Dann resigned as coach last week to sell insurance. Should he sell more insurance than any agent in the county, he'll make the money of 5 high school coaches.
That is the logic behind Dann's decision, at age 31, to leave a profession he loves, to leave a team that will return the most accurate passer in state history.
It is a logic that became inescapable for a young coach with a family and a mortgage living in a region where the teaching salary at a private school ensured only that his wife had to work for the family to make ends meet. Dann hopes to reach a point where his wife, Joyce, is able to leave her job with the United Way and become a full-time homemaker and mother to the couple's 19-month-old son Kevin.
"Financially, it's tough to be a coach," said Dann, who teaches algebra at Santa Clara. Dann is reluctant to discuss his leaving because he doesn't want the decision to reflect badly on Santa Clara, for which he has great admiration and loyalty.

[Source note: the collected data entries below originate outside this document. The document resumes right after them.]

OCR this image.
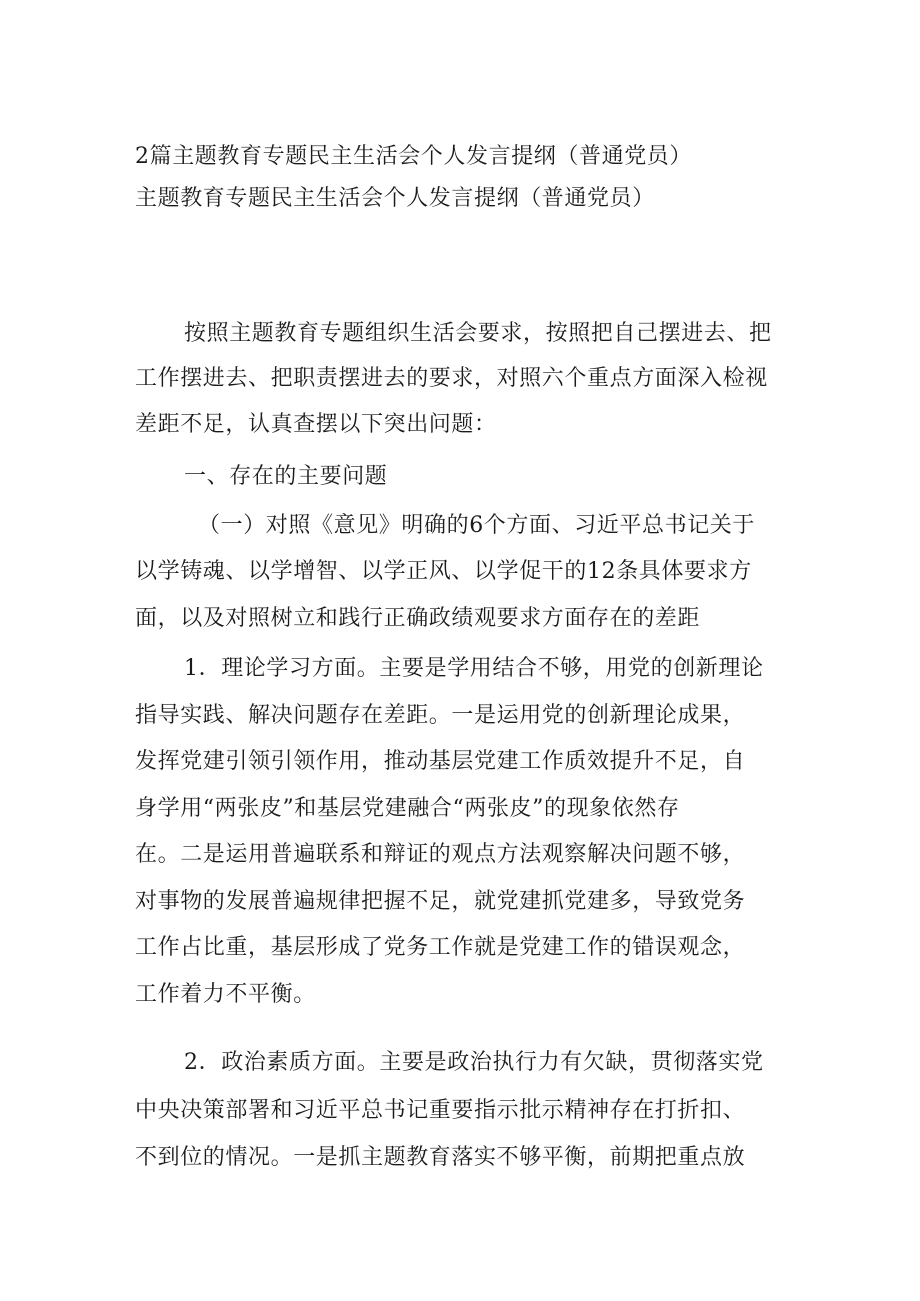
2篇主题教育专题民主生活会个人发言提纲（普通党员）

主题教育专题民主生活会个人发言提纲（普通党员）

按照主题教育专题组织生活会要求，按照把自己摆进去、把

工作摆进去、把职责摆进去的要求，对照六个重点方面深入检视

差距不足，认真查摆以下突出问题：

一、存在的主要问题

（一）对照《意见》明确的6个方面、习近平总书记关于

以学铸魂、以学增智、以学正风、以学促干的12条具体要求方

面，以及对照树立和践行正确政绩观要求方面存在的差距

1．理论学习方面。主要是学用结合不够，用党的创新理论

指导实践、解决问题存在差距。一是运用党的创新理论成果，

发挥党建引领引领作用，推动基层党建工作质效提升不足，自

身学用“两张皮”和基层党建融合“两张皮”的现象依然存

在。二是运用普遍联系和辩证的观点方法观察解决问题不够，

对事物的发展普遍规律把握不足，就党建抓党建多，导致党务

工作占比重，基层形成了党务工作就是党建工作的错误观念，

工作着力不平衡。

2．政治素质方面。主要是政治执行力有欠缺，贯彻落实党

中央决策部署和习近平总书记重要指示批示精神存在打折扣、

不到位的情况。一是抓主题教育落实不够平衡，前期把重点放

And in fact, Dann's resignation says nothing about Santa Clara in particular, but with coaching and teaching in general. Can high schools, especially private schools, retain the best and brightest young coaches?
The Santa Clara players have no trouble understanding why Dann is leaving.
Said All-County lineman Jim Caballero: "He wanted to make more money."
Said All-County lineman JR Perez: "He wanted get settled financially."
Said All-County quarterback Tim Gutierrez: "He needs a better job."
So, after leading the Saints to a .759 winning percentage and 2 Frontier League titles, Dann searched for a financial frontier to conquer.
He didn't have to look far.
Dan Dolby, who worked as an assistant to Dann for 5 of the past 7 years, had a lucrative insurance business in Oxnard. And he had built the business to a point where he had time to coach.
"For somebody such as myself, it has worked out well," Dolby said. "It affords the opportunity to do other things."
As for Dann, Dolby says, "He'll do very well in our business."
Perez, a two-way starting lineman, admired the work ethic of his coach.
"He never quit coaching until the last play," Perez, a senior, said. "We'd be ahead by 25 points with a minute left and he'd keep coaching. When the second and third string were in, he wouldn't stop coaching then, either."
But when the Santa Clara's 11-1 season ended in a playoff loss at Woodbridge, Dann stopped coaching for good.
Dann's situation has striking similarities to that of Crespi High Coach Bill Redell, who quit in December to sell insurance full time. Dann believes that the principles that make a successful coach also make a successful businessman.
"Good coaches have big egos because you take pride in what you do. The same attitude works in business," he said. "The nature of sales is competitive. I like to compete, to be the best."
This could be wrapped up neatly as the sound decision of a pragmatic young man, except that . . .
"I put my heart and soul into that team," Dann said.
The emotional aspect of football--the camaraderie, euphoria and ruggedness--will be missed.
Can that be replaced by convincing someone to include an earthquake clause in their homeowners' policy?
Dolby is not sure. "Coaching is a love he'll never lose," he said. "Steve is good for kids and good for football."
Dann caught coaching fever from his father, the late Jerry Dann.
After a standout career as a 3-sport athlete at Fillmore High, Steve began coaching as an assistant under his father at St. Bonaventure High from 1979-81. Jerry Dann resigned in 1981 and Steve took the junior varsity team at Santa Clara the following year.
Jerry Dann died of cancer less than 2 years later, but the Dann coaching legacy lived on in his son.
"Steve's father was a very successful coach in the county and Steve has a tremendous love and admiration for his father," Dolby said. "A lot of decisions he's made, I think, come from trying to emulate his father. His dad was successful and Steve has an overwhelming desire to even be better."
The desire to coach has given way to a desire to provide the best for his family. But he wants both and intends to return to coaching once he is financially stable.
"I'm not going to stay out of coaching too long," he said. "Coaching adds a lot to life."